Learn more about the effort to prepare draft changes to the UUA bylaws that—if approved at General Assembly in June—would replace Unitarian Universalism's Principles, Purposes, and Sources.
“The thing I loved about the process was the actual engagement with theological questions and issues,” recalls Miller. “I loved it and loved that we were doing it as a group, as an Association, not only as a committee group but with the whole movement being asked, ‘What is our faith today?’ To me it’s thrilling. To me it’s like the Council of Nicaea¹, when people got together and hammered out what they thought. I just find it exciting that we are open to that, that we do not cloak our statements as if they were a revelation from misty times and some divine being. People wrote these around a conference table in a meeting room!”
“If there’s anything I could say that would reduce their anxiety about this and help people to see nothing’s really going to be lost, [it’s] that there will be new ways of teaching and conveying this to children and adults and newcomers that will emerge just as they did for the ones we have now,” she says. “And I also think people should enjoy the chance to do theology publicly.

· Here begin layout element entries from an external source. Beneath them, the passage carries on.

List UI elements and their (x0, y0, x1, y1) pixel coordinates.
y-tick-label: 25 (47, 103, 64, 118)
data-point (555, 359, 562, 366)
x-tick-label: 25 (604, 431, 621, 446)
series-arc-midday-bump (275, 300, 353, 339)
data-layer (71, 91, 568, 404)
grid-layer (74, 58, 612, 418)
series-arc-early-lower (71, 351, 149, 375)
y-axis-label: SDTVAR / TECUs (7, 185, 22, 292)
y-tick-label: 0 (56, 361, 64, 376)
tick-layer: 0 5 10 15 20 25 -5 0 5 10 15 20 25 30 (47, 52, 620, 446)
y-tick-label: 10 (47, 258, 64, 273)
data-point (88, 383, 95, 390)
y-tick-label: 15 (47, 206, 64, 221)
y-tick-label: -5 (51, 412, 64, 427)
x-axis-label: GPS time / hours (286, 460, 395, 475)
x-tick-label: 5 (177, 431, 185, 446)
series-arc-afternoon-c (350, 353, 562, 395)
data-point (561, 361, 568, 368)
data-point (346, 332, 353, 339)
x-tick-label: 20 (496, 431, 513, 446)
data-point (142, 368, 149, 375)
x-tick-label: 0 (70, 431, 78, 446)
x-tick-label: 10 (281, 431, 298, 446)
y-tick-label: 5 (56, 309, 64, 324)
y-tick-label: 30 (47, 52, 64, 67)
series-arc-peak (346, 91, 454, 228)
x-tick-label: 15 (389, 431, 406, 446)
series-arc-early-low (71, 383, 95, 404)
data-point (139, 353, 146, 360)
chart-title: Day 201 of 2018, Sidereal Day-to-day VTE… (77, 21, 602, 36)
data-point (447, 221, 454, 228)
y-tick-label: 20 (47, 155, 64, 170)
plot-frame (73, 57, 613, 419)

To talk about the most important guiding principles and values of their lives, and to be able to do that with other people who share a lot of the same feelings and values you have is a great opportunity. And yes, there’s a certain amount of wordsmithing, you might not see everything you like in the final version, but to engage with this is to really ask, ‘What are we about?’”
Moreover, she adds, “The Seven Principles will not be lost. They are always part of our heritage. Congregations will continue to use them in various ways. But the UUA bylaws could use new insights and fresh language. We need to reach for a theology of our time.”
Miller, who is minister emerita at the Belmont congregation, won’t make it to GA in person this year, since she takes care of Graham’s 10- and 12-year-old children during the summer. But she will be attending as an online registrant, with her bylaws grandbabies nearby. And she has some advice for all UUs.
“I would say, loosen up, enjoy it! Relish the fact you get to have a part in this process of a new direction, and see if that is something you could live by. They have done lovely work,” she says. “I’m very excited.”
¹ The Council of Nicaea was a council of Christian bishops convened in AD 325 by the Roman Emperor Constantine I, which attained consensus on certain questions of theology, and from which emerged the initial part of the Nicene Creed.